A 17-month-old Texan baby who was to be euthanized Wednesday was given some extra time after a probate judge issued a temporary restraining order against the infant's hospital Tuesday, requiring it to keep the baby alive.

With the restraining order, Emilio Gonzales, who is currently hooked up to tubes to help him breathe and eat, will continue to receive medical treatment with a hearing date set for Apr. 19. At the hearing, Alliance Defense Fund (ADF) attorneys will argue for the baby's right to live.

"We are very pleased that the court today has agreed that little Emilio should continue to receive the treatment he needs to live while this case moves forward," explained Joshua Carden, the ADF-allied attorney working on the case along with lead counsel Jerri Ward, in a statement.

According to Texas law, hospitals have the right to make the call on life-or-death issues in severe cases. The Children's Hospital of Austin, which had been caring for Emilio since Dec. 28, 2006, had invoked the state law that allows it to end life-sustaining treatment in medically futile cases, which the hospital's doctors and ethics panel decided Emilio's case to be on Mar. 12.

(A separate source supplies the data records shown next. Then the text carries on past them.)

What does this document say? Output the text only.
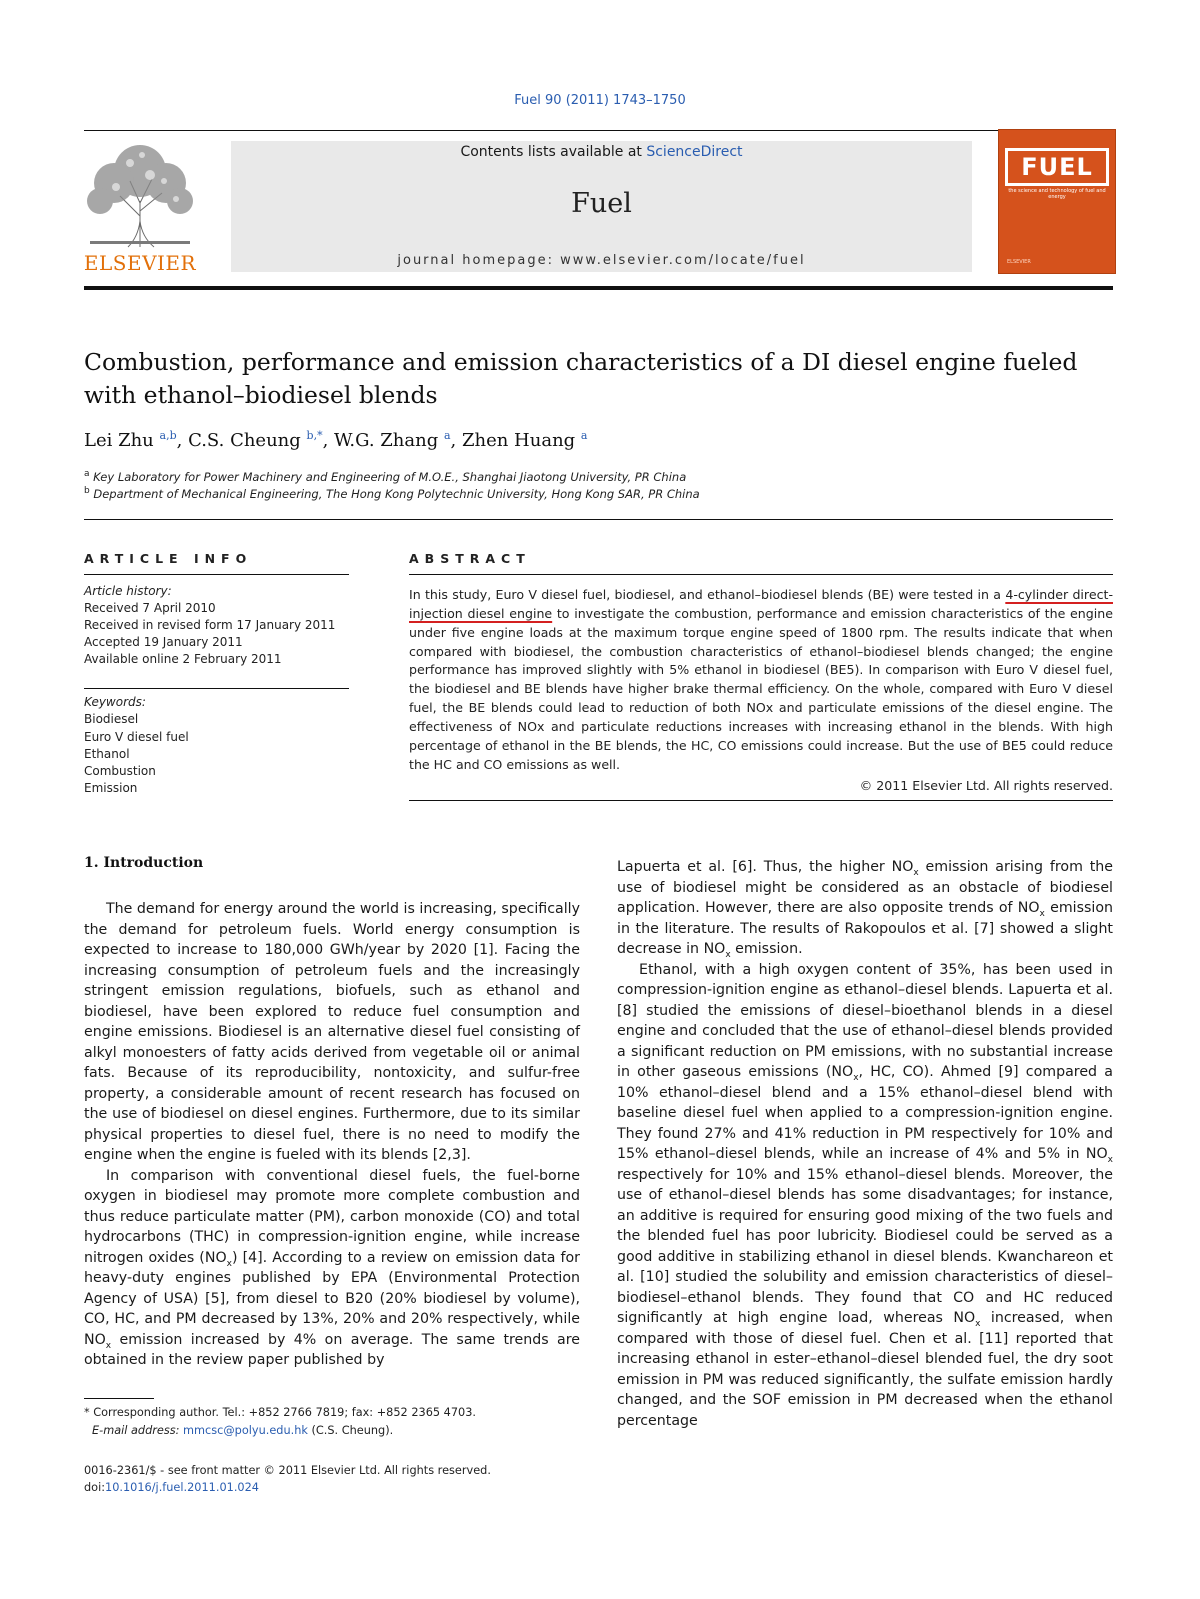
Fuel 90 (2011) 1743–1750
ELSEVIER
Contents lists available at ScienceDirect
Fuel
journal homepage: www.elsevier.com/locate/fuel
FUEL
the science and technology of fuel and energy
ELSEVIER
Combustion, performance and emission characteristics of a DI diesel engine fueled with ethanol–biodiesel blends
Lei Zhu $^{a,b}$, C.S. Cheung $^{b,*}$, W.G. Zhang $^a$, Zhen Huang $^a$
$^a$ Key Laboratory for Power Machinery and Engineering of M.O.E., Shanghai Jiaotong University, PR China
$^b$ Department of Mechanical Engineering, The Hong Kong Polytechnic University, Hong Kong SAR, PR China
ARTICLE INFO
Article history:
Received 7 April 2010
Received in revised form 17 January 2011
Accepted 19 January 2011
Available online 2 February 2011
Keywords:
Biodiesel
Euro V diesel fuel
Ethanol
Combustion
Emission
ABSTRACT
In this study, Euro V diesel fuel, biodiesel, and ethanol–biodiesel blends (BE) were tested in a 4-cylinder direct-injection diesel engine to investigate the combustion, performance and emission characteristics of the engine under five engine loads at the maximum torque engine speed of 1800 rpm. The results indicate that when compared with biodiesel, the combustion characteristics of ethanol–biodiesel blends changed; the engine performance has improved slightly with 5% ethanol in biodiesel (BE5). In comparison with Euro V diesel fuel, the biodiesel and BE blends have higher brake thermal efficiency. On the whole, compared with Euro V diesel fuel, the BE blends could lead to reduction of both NOx and particulate emissions of the diesel engine. The effectiveness of NOx and particulate reductions increases with increasing ethanol in the blends. With high percentage of ethanol in the BE blends, the HC, CO emissions could increase. But the use of BE5 could reduce the HC and CO emissions as well.
© 2011 Elsevier Ltd. All rights reserved.
1. Introduction

The demand for energy around the world is increasing, specifically the demand for petroleum fuels. World energy consumption is expected to increase to 180,000 GWh/year by 2020 [1]. Facing the increasing consumption of petroleum fuels and the increasingly stringent emission regulations, biofuels, such as ethanol and biodiesel, have been explored to reduce fuel consumption and engine emissions. Biodiesel is an alternative diesel fuel consisting of alkyl monoesters of fatty acids derived from vegetable oil or animal fats. Because of its reproducibility, nontoxicity, and sulfur-free property, a considerable amount of recent research has focused on the use of biodiesel on diesel engines. Furthermore, due to its similar physical properties to diesel fuel, there is no need to modify the engine when the engine is fueled with its blends [2,3].

In comparison with conventional diesel fuels, the fuel-borne oxygen in biodiesel may promote more complete combustion and thus reduce particulate matter (PM), carbon monoxide (CO) and total hydrocarbons (THC) in compression-ignition engine, while increase nitrogen oxides $(NO_x)$ [4]. According to a review on emission data for heavy-duty engines published by EPA (Environmental Protection Agency of USA) [5], from diesel to B20 (20% biodiesel by volume), CO, HC, and PM decreased by 13%, 20% and 20% respectively, while $NO_x$ emission increased by 4% on average. The same trends are obtained in the review paper published by

Lapuerta et al. [6]. Thus, the higher $NO_x$ emission arising from the use of biodiesel might be considered as an obstacle of biodiesel application. However, there are also opposite trends of $NO_x$ emission in the literature. The results of Rakopoulos et al. [7] showed a slight decrease in $NO_x$ emission.

Ethanol, with a high oxygen content of 35%, has been used in compression-ignition engine as ethanol–diesel blends. Lapuerta et al. [8] studied the emissions of diesel–bioethanol blends in a diesel engine and concluded that the use of ethanol–diesel blends provided a significant reduction on PM emissions, with no substantial increase in other gaseous emissions ($NO_x$, HC, CO). Ahmed [9] compared a 10% ethanol–diesel blend and a 15% ethanol–diesel blend with baseline diesel fuel when applied to a compression-ignition engine. They found 27% and 41% reduction in PM respectively for 10% and 15% ethanol–diesel blends, while an increase of 4% and 5% in $NO_x$ respectively for 10% and 15% ethanol–diesel blends. Moreover, the use of ethanol–diesel blends has some disadvantages; for instance, an additive is required for ensuring good mixing of the two fuels and the blended fuel has poor lubricity. Biodiesel could be served as a good additive in stabilizing ethanol in diesel blends. Kwanchareon et al. [10] studied the solubility and emission characteristics of diesel–biodiesel–ethanol blends. They found that CO and HC reduced significantly at high engine load, whereas $NO_x$ increased, when compared with those of diesel fuel. Chen et al. [11] reported that increasing ethanol in ester–ethanol–diesel blended fuel, the dry soot emission in PM was reduced significantly, the sulfate emission hardly changed, and the SOF emission in PM decreased when the ethanol percentage

* Corresponding author. Tel.: +852 2766 7819; fax: +852 2365 4703.
E-mail address: mmcsc@polyu.edu.hk (C.S. Cheung).
0016-2361/$ - see front matter © 2011 Elsevier Ltd. All rights reserved.
doi:10.1016/j.fuel.2011.01.024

The hospital then gave Emilio's mother, Catarina Gonzales, 23, the required 10-day notice that they would be turning off the infant's life support. Due to litigation, that 10-day window had been extended to Apr. 10.

Gonzales, as well as the rest of her family, have argued against the decision, and have filed a lawsuit to keep the baby alive.

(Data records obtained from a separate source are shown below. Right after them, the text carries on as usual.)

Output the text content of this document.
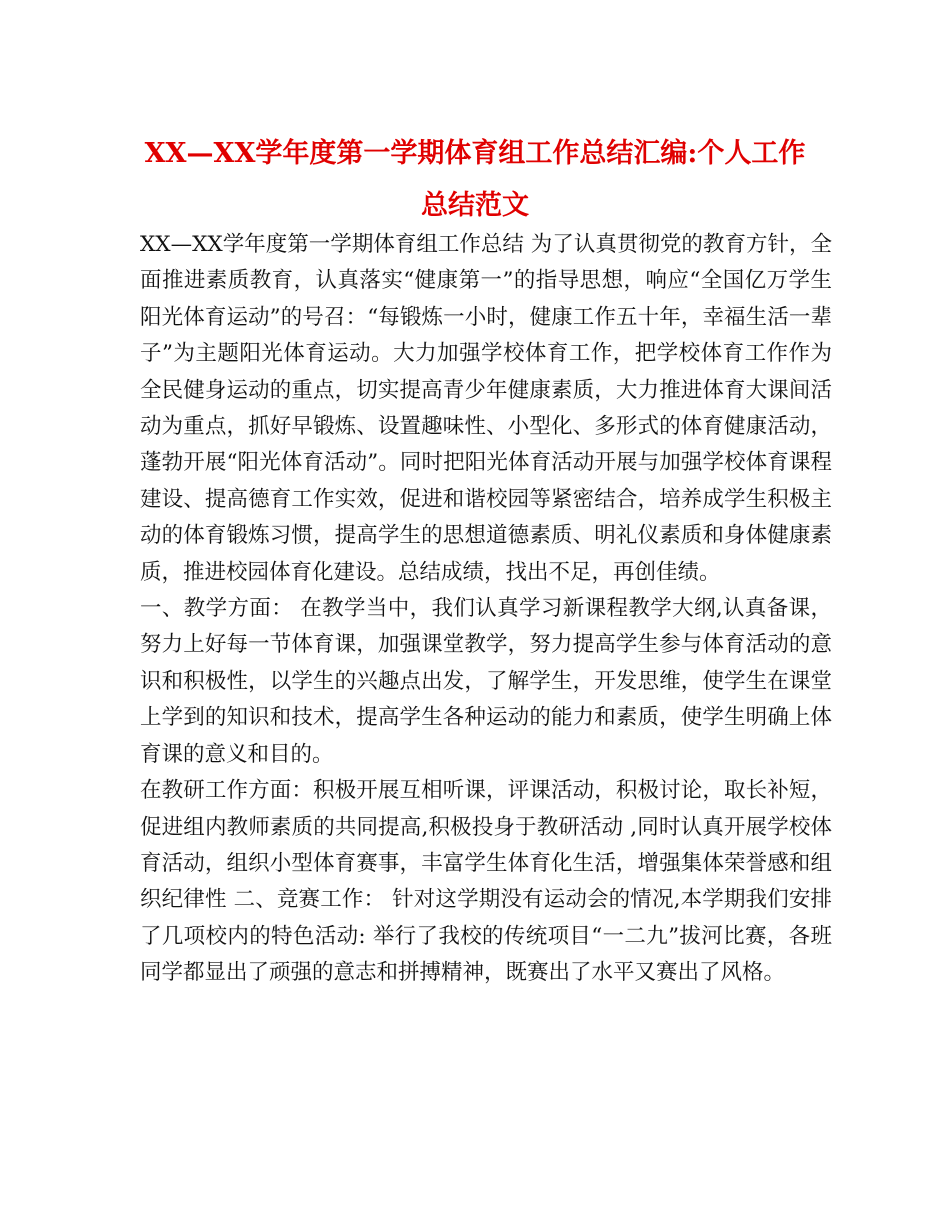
XX—XX学年度第一学期体育组工作总结汇编:个人工作
总结范文

XX—XX学年度第一学期体育组工作总结 为了认真贯彻党的教育方针，全面推进素质教育，认真落实“健康第一”的指导思想，响应“全国亿万学生阳光体育运动”的号召：“每锻炼一小时，健康工作五十年，幸福生活一辈子”为主题阳光体育运动。大力加强学校体育工作，把学校体育工作作为全民健身运动的重点，切实提高青少年健康素质，大力推进体育大课间活动为重点，抓好早锻炼、设置趣味性、小型化、多形式的体育健康活动，蓬勃开展“阳光体育活动”。同时把阳光体育活动开展与加强学校体育课程建设、提高德育工作实效，促进和谐校园等紧密结合，培养成学生积极主动的体育锻炼习惯，提高学生的思想道德素质、明礼仪素质和身体健康素质，推进校园体育化建设。总结成绩，找出不足，再创佳绩。

一、教学方面： 在教学当中，我们认真学习新课程教学大纲,认真备课，努力上好每一节体育课，加强课堂教学，努力提高学生参与体育活动的意识和积极性，以学生的兴趣点出发，了解学生，开发思维，使学生在课堂上学到的知识和技术，提高学生各种运动的能力和素质，使学生明确上体育课的意义和目的。

在教研工作方面：积极开展互相听课，评课活动，积极讨论，取长补短，促进组内教师素质的共同提高,积极投身于教研活动 ,同时认真开展学校体育活动，组织小型体育赛事，丰富学生体育化生活，增强集体荣誉感和组织纪律性 二、竞赛工作： 针对这学期没有运动会的情况,本学期我们安排了几项校内的特色活动: 举行了我校的传统项目“一二九”拔河比赛，各班同学都显出了顽强的意志和拼搏精神，既赛出了水平又赛出了风格。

"The Children's Hospital of Austin should do the right thing by Emilio," said Carden in a statement. "Instead, the hospital made the wrong decision by attempting to subject this little boy to 'death by vote.'"

A restraining order had previously been requested and later rejected by a federal judge on Apr. 4, but now with the upcoming hearing granted for Apr. 19, the hospital is required to keep tending the child until then.

Emilio suffers from a progressive illness known as Leigh's Disease. According to both sides, it is difficult to diagnose and costly to treat.

Due to the disease, the infant is unable to breathe or eat on his own, so oxygen and food must be pumped into him via tubes. The child's higher brain functions are also destroyed, and his lungs must be continuously suctioned to rid of secretions.

The boy is covered by Medicaid, however, so the decision to end treatment was not due to medical costs, according to the hospital.

Should the later ruling uphold the hospital's decision to halt the life support, Emilio would then die of suffocation. Carden argued that this type of death would be painful, and noted that the child would not receive drugs to help him pass away as do some criminals who receive the death penalty.

The case has been compared to that of Terri Schiavo, the Florida woman who had suffered brain damage and became dependent on a feeding tube. Although ultimately, Schiavo died of starvation after her feeding tube was removed following years of court battles, Emilio's case differs in that his entire family has voiced their desire for him to be kept alive artificially. Schiavo's family had gone into a legal dispute over whether or not to keep her alive.

Carden and others supporting Emilio have criticized the hospital for "making quality of life value judgments."

"That's a huge source of concern," Carden said, according to The Associated Press.